Когда судьба по следу шла за нами,
Как сумасшедший с бритвою в руке.
 
   Г. Г. начал, было, подозревать что-то неладное. Его насторожили разговоры о неведомо откуда всплывшем Клэре Куильти, давнем знакомом Лолиты, но его любовница подняла ревнивца на смех: ««Что?», возразила Лолита, напряжённо гримасничая; «Ты меня, верно, путаешь с какой-нибудь другой лёгкой на передок штучкой»».
   Началась фантасмагория преследования, наглое издевательство Лолиты и, наконец, её похищение. Это совпало с тем, что оба свалились с тяжёлым гриппом – сначала она, и её пришлось уложить в больницу, а потом и он. Когда Г. Г. оклемался от болезни, оказалось, что некто (оставшийся для бедного Гумберта инкогнито), будучи в сговоре с Лолитой, выдал себя за её дядю и увёз из больницы.
   Впоследствии, отметая упрёки Г. Г. в том, что она его предала, Лолита сослалась на шутливый характер заговора, приведшего к её побегу. Но их разлад в то время был далеко не шуточным. С её губ непрестанно срывались выражения: «Грубый скот!», «Ты просто отвратительно туп!» и т. д.
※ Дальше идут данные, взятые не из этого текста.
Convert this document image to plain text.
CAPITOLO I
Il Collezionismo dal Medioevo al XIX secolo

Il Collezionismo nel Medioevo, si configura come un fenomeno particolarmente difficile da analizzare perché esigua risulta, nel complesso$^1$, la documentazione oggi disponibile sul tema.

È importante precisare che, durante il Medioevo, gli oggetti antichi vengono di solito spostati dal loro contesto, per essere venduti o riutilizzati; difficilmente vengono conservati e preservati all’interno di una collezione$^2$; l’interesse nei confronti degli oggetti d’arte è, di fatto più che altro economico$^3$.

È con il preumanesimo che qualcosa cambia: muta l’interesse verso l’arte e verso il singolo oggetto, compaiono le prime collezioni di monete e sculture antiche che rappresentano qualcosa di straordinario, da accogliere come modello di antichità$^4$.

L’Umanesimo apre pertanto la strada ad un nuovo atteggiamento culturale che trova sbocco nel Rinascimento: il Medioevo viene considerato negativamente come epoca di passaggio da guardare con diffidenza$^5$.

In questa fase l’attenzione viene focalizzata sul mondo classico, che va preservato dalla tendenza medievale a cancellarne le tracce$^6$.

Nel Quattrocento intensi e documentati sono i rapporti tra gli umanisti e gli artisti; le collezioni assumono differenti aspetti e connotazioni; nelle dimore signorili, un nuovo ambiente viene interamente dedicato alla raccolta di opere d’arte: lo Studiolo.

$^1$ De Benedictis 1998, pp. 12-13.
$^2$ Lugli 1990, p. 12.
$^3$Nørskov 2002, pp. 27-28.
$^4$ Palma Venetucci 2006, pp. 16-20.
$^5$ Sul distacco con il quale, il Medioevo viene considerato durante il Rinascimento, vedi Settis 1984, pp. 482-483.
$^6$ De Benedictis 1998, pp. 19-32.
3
Бедный «папочка» делал вид, что ничего не замечает, прибегая к заискивающим, глуповатым, жалким и беспомощным фразам, резавшим слух его строптивой падчерицы: «Ах, прости меня, моя душка – моя ультрафиолетовая душка!». Хорошо подготовленный побег был не предательством, а проявлением реакции эмансипации. Психиатр Андрей Личко, знаток подростковой психологии, пишет: «…эта реакция проявляется стремлением освободиться из-под опеки, контроля, покровительства старших – родных, воспитателей, наставников, старшего поколения вообще. Реакция может распространяться на установленные старшими порядки, правила, законы, стандарты их поведения и духовные ценности. Потребность высвободиться связана с борьбой за самостоятельность, за самоутверждение личности».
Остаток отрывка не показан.